If an LLC is taxed as a C Corporation, it must pay Florida’s corporate income tax on its profits. As of 2025, Florida’s corporate income tax rate is 5.5%.

Florida Sales Tax

LLCs that sell goods or taxable services in Florida must register for a Sales Tax Certificate and collect sales tax from customers.

Florida Employment Taxes

LLCs with employees must register for and pay state unemployment taxes and withhold payroll taxes.

Startups – How to Choose

Again, I am not an accountant or lawyer so this is just an informational perspective. Find Accounting Services in the Florida Smart Business Directory

Obviously, your tax elections depend on your own unique situations.
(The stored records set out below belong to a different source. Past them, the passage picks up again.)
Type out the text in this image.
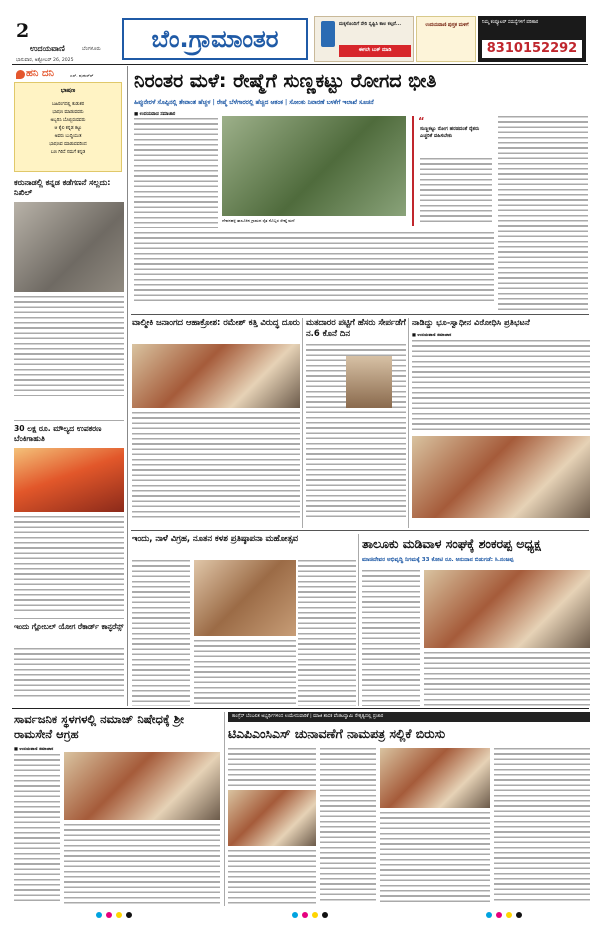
2
ಉದಯವಾಣಿ	ಬೆಂಗಳೂರು
ಭಾನುವಾರ, ಅಕ್ಟೋಬರ್ 26, 2025
ಬೆಂ.ಗ್ರಾಮಾಂತರ
ಮಕ್ಕಳೊಂದಿಗೆ ಸೇರಿ ಸೃಷ್ಟಿಸಿ ಕಾಲ ಕಲ್ಪನೆ...
ಈಗಲೇ ಬುಕ್ ಮಾಡಿ
ಉದಯವಾಣಿ ಪುಸ್ತಕ ಮಳಿಗೆ
ನಿಮ್ಮ ಕಂಪ್ಯೂಟರ್ ಸಮಸ್ಯೆಗಳಿಗೆ ಪರಿಹಾರ
8310152292
ಹನಿ ದನಿ	ಎಸ್. ಷುಕುರ್‌ರ್
ಭಾಷಣ
ಬಹಿರಂಗದಲ್ಲಿ ಕುಡುಕರ
ಭಾಷಣ ಮಾಡುವವರು
ಅಬ್ಬರಿಸಿ ಬೊಬ್ಬಿರುವವರು
ಆ ಕೈಲಿ ಕನ್ನಡ ಕಟ್ಟು
ಅವರು ಬುದ್ಧಿಯುತ
ಭಾಷಣವ ಮಾಡುವವರಿಂದ
ಬಣ ಗಿರಿಸೆ ನಮಗೆ ಕನ್ನಡ
ಕರುನಾಡಲ್ಲಿ ಕನ್ನಡ ಕಡೆಗಣನೆ ಸಲ್ಲದು: ನಿಖಿಲ್
30 ಲಕ್ಷ ರೂ. ಮೌಲ್ಯದ ಉಪಕರಣ ಬೆಂಕಿಗಾಹುತಿ
ಇಂದು ಗ್ಲೋಬಲ್ ಯೋಗ ರೆಕಾರ್ಡ್ ಕಾನ್ಫರೆನ್ಸ್
ನಿರಂತರ ಮಳೆ: ರೇಷ್ಮೆಗೆ ಸುಣ್ಣಕಟ್ಟು ರೋಗದ ಭೀತಿ
ಹಿಪ್ಪುನೇರಳೆ ಸೊಪ್ಪಿನಲ್ಲಿ ತೇವಾಂಶ ಹೆಚ್ಚಳ | ರೇಷ್ಮೆ ಬೆಳೆಗಾರರಲ್ಲಿ ಹೆಚ್ಚಿದ ಆತಂಕ | ಸೋಂಕು ನಿವಾರಣೆ ಬಳಕೆಗೆ ಇಲಾಖೆ ಸೂಚನೆ
■ ಉದಯವಾಣಿ ಸಮಾಚಾರ
ದೇವನಹಳ್ಳಿ ತಾಲೂಕಿನ ಗ್ರಾಮದ ರೈತ ನೊಬ್ಬರ ರೇಷ್ಮೆ ಮನೆ
“
ಸುಣ್ಣಕಟ್ಟು ರೋಗ ಹರಡದಂತೆ ರೈತರು ಎಚ್ಚರಿಕೆ ವಹಿಸಬೇಕು
ವಾಲ್ಮೀಕಿ ಜನಾಂಗದ ಆಹಾಕ್ರೋಶ: ರಮೇಶ್ ಕತ್ತಿ ವಿರುದ್ಧ ದೂರು ಮತದಾರರ ಪಟ್ಟಿಗೆ ಹೆಸರು ಸೇರ್ಪಡೆಗೆ ನ.6 ಕೊನೆ ದಿನ
ನಾಡಿದ್ದು ಭೂ-ಸ್ವಾಧೀನ ವಿರೋಧಿಸಿ ಪ್ರತಿಭಟನೆ
■ ಉದಯವಾಣಿ ಸಮಾಚಾರ
ಇಂದು, ನಾಳೆ ವಿಗ್ರಹ, ನೂತನ ಕಳಶ ಪ್ರತಿಷ್ಠಾಪನಾ ಮಹೋತ್ಸವ	ತಾಲೂಕು ಮಡಿವಾಳ ಸಂಘಕ್ಕೆ ಶಂಕರಪ್ಪ ಅಧ್ಯಕ್ಷ
ಮಾಚಿದೇವರ ಅಭಿವೃದ್ಧಿ ನಿಗಮಕ್ಕೆ 33 ಕೋಟಿ ರೂ. ಅನುದಾನ ಬಿಡುಗಡೆ: ಸಿ.ನಂಜಪ್ಪ
ಸಾರ್ವಜನಿಕ ಸ್ಥಳಗಳಲ್ಲಿ ನಮಾಜ್ ನಿಷೇಧಕ್ಕೆ ಶ್ರೀ ರಾಮಸೇನೆ ಆಗ್ರಹ
■ ಉದಯವಾಣಿ ಸಮಾಚಾರ
ಕಾಂಗ್ರೆಸ್ ಬೆಂಬಲಿತ ಅಭ್ಯರ್ಥಿಗಳಿಂದ ಉಮೇದುವಾರಿಕೆ | ಮಾಜಿ ಶಾಸಕ ವೆಂಕಟಸ್ವಾಮಿ ನೇತೃತ್ವದಲ್ಲಿ ಪ್ರಚಾರ
ಟಿಎಪಿಎಂಸಿಎಸ್ ಚುನಾವಣೆಗೆ ನಾಮಪತ್ರ ಸಲ್ಲಿಕೆ ಬಿರುಸು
But here’s the general gist of what to do if you just started an LLC.

If you believe that you, as a single-member LLC, or you and your partners will equally earn over $80,000 per year from your business, it will almost definitely be worth electing an S-Corp tax status with the IRS.

If you are just starting out slow, or moving from a ficticious name to an LLC for liability purposes, and you likely will make less than $80,000 per year from your business, save yourself the hassles and stick with the default disregarded entity status.

S-Corps must file their own tax return and it is more expensive, both with your own accountant and online services, to file than it is for personal tax returns. And it is more expensive because it is much more complicated. So if you are not sure, stick with the default, and pay the taxes through your personal return.

You can always elect to change it later.